秋の暮大魚の骨を海が引く 三鬼
昭和三十五年六十歳の作で、句集『変身』に発表された。晩年に、三鬼の住んだ葉山周辺の海岸に題材を得た句。中年意識も遠ざかり死を意識する年齢となり、少し痩せた自身の境涯を重ねて感慨深い句となった。
その状況を想像してみよう。波打ち際をみていると魚の骨を波が洗っている。その骨は段々大きくなってゆき、三鬼は思わず自分が波に曳かれ攫われてゆくような錯覚に陥った。三鬼はいつの間にか身も心もそれだけ軽くなっていたのだ。季節は秋。三鬼の一生も移ろいつつ確実に秋から冬に向かっていた。
しかし句心は俳句を始めた三十代に戻ったような瑞々しさを彷彿させるような印象を与える。三鬼が好んでモチーフにした、「魚」「海」が見事に一句をなし、この句で三鬼らしさを回帰できたようだ。〈五月の海へ手垂れ足垂れ誕生日〉〈海から誕生光る水着に肉つまり〉などがあるが、これらは、三鬼の本領発揮と言ってよい句である。
平畑静塔はこの〈秋の暮〉の句に対して、「俳句」昭和三十七年五月号で「これは既に腹中に癌の卵が発生しつつあったとおぼしい時の作品だ。確かに葉山人種が食膳に上した魚骨ではない。前世紀の巨大魚族の風化骨だ。それを海そのものが『来いよ来いよ』とさそいこむのだから天地創世記時代の詩だし、原始人間となった三鬼の描いた一つのスペクタクルである」と述べている。「天地創世記時代の詩」など過大表現ぎみだが参考になろう。

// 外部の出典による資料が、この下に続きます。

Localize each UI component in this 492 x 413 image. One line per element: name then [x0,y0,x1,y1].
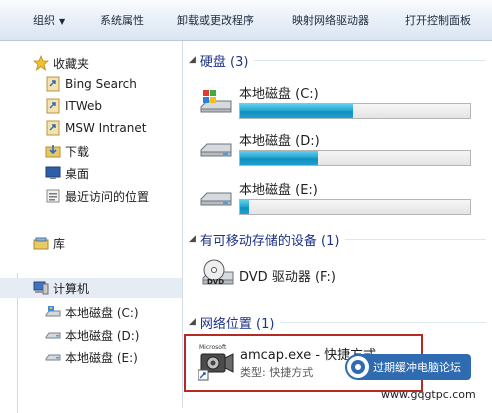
webcam-app-icon: Microsoft [197,342,236,382]
nav-drive-c[interactable]: 本地磁盘 (C:) [0,302,182,322]
nav-bing-search[interactable]: Bing Search [0,74,182,94]
group-header-removable[interactable]: ◢ 有可移动存储的设备 (1) [183,228,492,250]
shortcut-link-icon [45,120,61,136]
hard-disks-header-label: 硬盘 (3) [199,54,249,70]
organize-menu-button[interactable]: 组织 ▼ [33,13,65,29]
drive-e-usage-bar [239,199,471,215]
nav-computer-label: 计算机 [53,281,90,296]
recent-places-icon [45,188,61,204]
collapse-triangle-icon: ◢ [189,55,196,65]
library-icon [33,235,49,251]
group-header-hard-disks[interactable]: ◢ 硬盘 (3) [183,49,492,71]
drive-c-usage-fill [240,104,353,118]
watermark-text: 过期缓冲电脑论坛 [373,361,461,374]
hard-drive-icon [45,327,61,343]
command-bar: 组织 ▼ 系统属性 卸载或更改程序 映射网络驱动器 打开控制面板 [0,0,492,41]
nav-computer[interactable]: 计算机 [0,278,182,298]
drive-d-tile[interactable]: 本地磁盘 (D:) [199,130,489,172]
hard-drive-icon [45,349,61,365]
nav-libraries[interactable]: 库 [0,233,182,253]
drive-c-usage-bar [239,103,471,119]
nav-itweb[interactable]: ITWeb [0,96,182,116]
nav-drive-e[interactable]: 本地磁盘 (E:) [0,347,182,367]
open-control-panel-button[interactable]: 打开控制面板 [405,13,471,29]
dvd-drive-tile[interactable]: DVD DVD 驱动器 (F:) [199,256,489,298]
drive-d-name: 本地磁盘 (D:) [239,134,320,149]
system-drive-icon [199,89,233,115]
dvd-drive-name: DVD 驱动器 (F:) [239,270,336,285]
system-properties-button[interactable]: 系统属性 [100,13,144,29]
navigation-pane: 收藏夹 Bing Search ITWeb MSW Intranet 下载 桌面 [0,41,183,413]
nav-recent-label: 最近访问的位置 [65,189,150,204]
collapse-triangle-icon: ◢ [189,234,196,244]
computer-icon [33,280,49,296]
nav-msw-intranet[interactable]: MSW Intranet [0,118,182,138]
drive-d-usage-bar [239,150,471,166]
forum-watermark: 过期缓冲电脑论坛 [345,354,471,380]
nav-library-label: 库 [53,236,66,251]
drive-e-name: 本地磁盘 (E:) [239,183,318,198]
nav-bing-label: Bing Search [65,77,137,91]
removable-header-label: 有可移动存储的设备 (1) [199,233,340,249]
map-network-drive-button[interactable]: 映射网络驱动器 [292,13,369,29]
network-header-label: 网络位置 (1) [199,316,275,332]
drive-c-name: 本地磁盘 (C:) [239,87,319,102]
shortcut-link-icon [45,76,61,92]
app-icon-text: Microsoft [199,344,227,351]
nav-downloads[interactable]: 下载 [0,141,182,161]
shortcut-link-icon [45,98,61,114]
nav-msw-label: MSW Intranet [65,121,147,135]
drive-c-tile[interactable]: 本地磁盘 (C:) [199,83,489,125]
star-icon [32,54,50,72]
dvd-logo-text: DVD [207,278,224,286]
forum-logo-icon [347,356,369,378]
hard-drive-icon [199,185,233,211]
uninstall-program-button[interactable]: 卸载或更改程序 [177,13,254,29]
watermark-url: www.gqgtpc.com [381,388,476,401]
nav-drive-d[interactable]: 本地磁盘 (D:) [0,325,182,345]
desktop-icon [45,165,61,181]
hard-drive-icon [199,136,233,162]
system-drive-icon [45,304,61,320]
nav-favorites[interactable]: 收藏夹 [0,53,182,73]
nav-drive-c-label: 本地磁盘 (C:) [65,305,139,320]
nav-desktop[interactable]: 桌面 [0,163,182,183]
divider [254,59,486,61]
nav-recent-places[interactable]: 最近访问的位置 [0,186,182,206]
organize-label: 组织 [33,14,55,27]
collapse-triangle-icon: ◢ [189,317,196,327]
dvd-drive-icon: DVD [199,258,235,290]
divider [345,238,486,240]
nav-itweb-label: ITWeb [65,99,103,113]
nav-desktop-label: 桌面 [65,166,90,181]
nav-favorites-label: 收藏夹 [53,56,90,71]
downloads-folder-icon [45,143,61,159]
divider [280,321,486,323]
nav-drive-e-label: 本地磁盘 (E:) [65,350,138,365]
nav-drive-d-label: 本地磁盘 (D:) [65,328,140,343]
drive-e-tile[interactable]: 本地磁盘 (E:) [199,179,489,221]
chevron-down-icon: ▼ [59,17,66,26]
drive-e-usage-fill [240,200,250,214]
shortcut-type: 类型: 快捷方式 [240,366,314,379]
drive-d-usage-fill [240,151,319,165]
group-header-network[interactable]: ◢ 网络位置 (1) [183,311,492,333]
nav-downloads-label: 下载 [65,144,90,159]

また飴山實は「この句は、実存の追及によって遂に原始にかえり、そこから抽象へ飛躍した」とするが、眼前の魚は骨ばかりの実在だ。骨になった魚はすでに死を超越した存在で、肉体は海に同化し新たな生命の誕生の微粒子と化した。そうした意味で死は生への新たな出発である。三鬼は死を意識しながらも膿に自己再生の夢を見たのかも知れない。この句作の二年後の春、三鬼の肉体は喪失したが、女好きで、ニヒルでダンディな魂は依然天国の渚で揺籃を楽しんでいるようだ。